У Бисти иллюстрация к яркому моменту: Тиль сидит на дереве, и вражеские солдаты кормят его с копий.
Художники Е.Кибрик (1938) и П.Бунин (1975)
Основные сюиты к роману делали в разные эпохи Кибрик и П.Бунин.
а) Заставка
Кибрик в качестве основной темы Второй книги выбирает мирного и смешного обывателя Ламме, его эволюция в борца за свободу ещё впереди. А Бунин уже весь в революции: у него на шмуцтитульном развороте снова Уленшпигель в том же ракурсе, что в Первой книге, но уже гневный.
б) Встреча с собакой
Вроде бы малозначительный эпизод: за Тилем увязалась собака, но после кормёжки бросила его. Одиночество (Ламме будет вместо собаки). По-разному рисуют художники: Кибрик даёт масштабную картину, а Бунин — крохотную зарисовку на полях.
в) Подготовка бунта
Бунин интересуется социально-экономическими картинами, а Кибрик эти эпизоды опускает — они только фон.
г) Тиль ухо приложил к земле
Шалости Уленшпигеля продолжаются, но теперь они наполнены смыслом: Тиль будоражит массы.
цитата
Слышу, — отвечал Уленшпигель, — слышу, как растут деревья, которые пойдут на костры для несчастных еретиков.
— А больше ничего не слышишь? — спросил общинный стражник.
— Слышу, как идет испанская конница, — отвечал Уленшпигель. — Если у тебя есть что спрятать, то зарой в землю
И снова: для Кибрика это центральный эпизод, а для Бунина — проходной.
д) Кормление Тиля
Почему-то нравится художникам, как Тиля кормят снизу. Видимо, композиция их привлекает. А так — очередная выходка (но Тиль рискует жизнью, у него секретные письма).
е) Предатель Эгмонт
И вот вершина успехов Тиля как лазутчика: он подслушивает важный разговор.
Уленшпигель делает вывод: граф Эгмонт — изменник. А он как раз не стал изменять законному государю (испанскому Филиппу Кровавому), но испанцы именно ему — лоялисту (добровольно явился по приказу испанских властей) — в следующей Книге голову отрубят.
Кибрик сцену казни рисует на следующей заставке, а Бунин опережает события: палач стоит наготове уже в концовке этой Книги.
Художники Ф.Константинов (1961) и Ю.Иванов (1972)
Художники Константинов и Иванов сюиты рисовали с промежутком всего в 10 лет, но они принадлежат к разным поколениям. И техника у них разная: у Константинова — чёрно-белые ксилографии, а у Иванова — полноцветные рисунки. Кроме шмуцтитула.

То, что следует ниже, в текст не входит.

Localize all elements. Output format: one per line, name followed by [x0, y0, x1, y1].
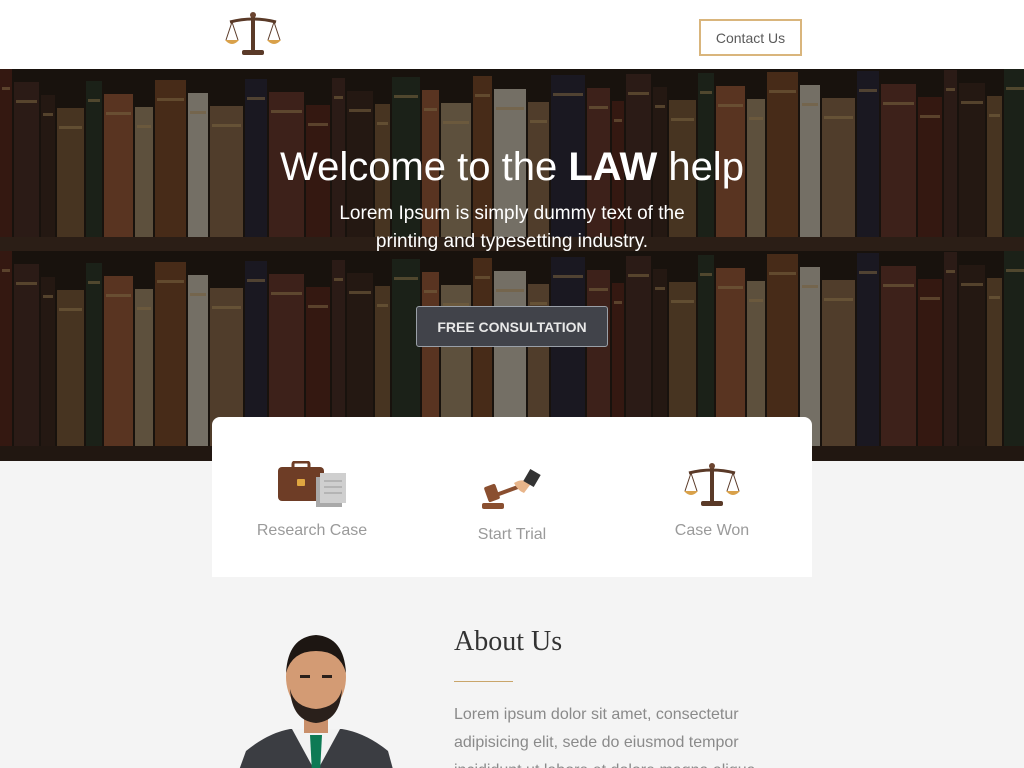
contact-us-button[interactable]: Contact Us: [699, 19, 802, 56]
briefcase-documents-icon: [278, 461, 346, 507]
feature-start-trial[interactable]: Start Trial: [412, 417, 612, 577]
gavel-icon: [482, 468, 541, 509]
feature-research-case[interactable]: Research Case: [212, 417, 412, 577]
lawyer-portrait-image: [239, 635, 393, 768]
feature-label: Start Trial: [477, 526, 547, 543]
feature-label: Case Won: [674, 522, 750, 539]
scales-of-justice-icon: [684, 463, 740, 506]
hero-title: Welcome to the LAW help: [280, 145, 744, 189]
features-card: Research Case Start Trial Case Won: [212, 417, 812, 577]
feature-case-won[interactable]: Case Won: [612, 417, 812, 577]
hero-subtitle: Lorem Ipsum is simply dummy text of the …: [339, 203, 685, 252]
hero-overlay: [0, 69, 1024, 461]
site-header: Contact Us: [0, 0, 1024, 69]
about-section: About Us Lorem ipsum dolor sit amet, con…: [212, 577, 812, 768]
scales-of-justice-icon[interactable]: [224, 12, 282, 58]
free-consultation-button[interactable]: FREE CONSULTATION: [416, 306, 608, 347]
feature-label: Research Case: [256, 522, 368, 539]
about-text: Lorem ipsum dolor sit amet, consectetur …: [454, 706, 756, 768]
about-title: About Us: [454, 626, 563, 657]
title-underline: [454, 681, 513, 682]
hero-banner: Welcome to the LAW help Lorem Ipsum is s…: [0, 69, 1024, 461]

а) Краткий миг соединения Тиля и Неле перед странствием.
б) Тиль и Ламме.
в) Интересно: двойной портрет короля Филиппа и Тиля. У Кибрика подобный портрет был на фронтисписе ко всему роману. У Иванова — это цитата, конечно. Но подобное противопоставление, уравнивающее масштаб двух фигур, уместно именно во Второй книге.
г) Эпизод с дамами — малозначимый, но художники не упускают возможности нарисовать красивых женщин.
г) Кормление с алебарды вдохновило только Константинова.
Художники Л.Зусман (1935) и Б.Тржемецкий (1983)
Пятьдесят лет разница между сюитами. Зусман для заставки выбирает мотив бродяжничества Тиля, а Тржемецкий — Ламме-обжору (цитата из Кибрика).
Кормление на дереве рисует только Зусман.
Тржемецкий рисует что-то отвлечённое.
Художники И.Шабанов (1936/1948) и И.Кусков (1988)
И снова 50 лет между художниками.
а) Общие темы.
б) А теперь — разные интересы. Шабанов рисует разгром толпой католического храма (революция-то на конфессиональной почве). Странно, что из всех советских художников только он один эту сцену выбрал. Кусков — кормление Тиля солдатами.
в) Опять сходство тем: Тиль подслушивает разговор важных персон.
Художник А.Линен
Ну и бельгийский художник в 1914 году: примеры иллюстраций.
Продолжим обзор иллюстраций к Первой книге "Легенды об Уленшпигеле". Сегодня — художники поздне-советского времени, а в качестве постскриптума — бельгийские художники, современники Ш. де Костера.
Художник П.Бунин (1975)
В Тридцатых годах создал свою полную, безупречную и сдержанную сюиту Е.Кибрик, а в Семидесятых П.Бунин выступил со своей столь же полной, но небесспорной и буйной сюитой. Посмотрим рисунки этого художника максимально полно. На страничке издания в хорошем качестве представлены почти все иллюстрации. Буду, в основном, брать картинки оттуда (у меня лучше не получится).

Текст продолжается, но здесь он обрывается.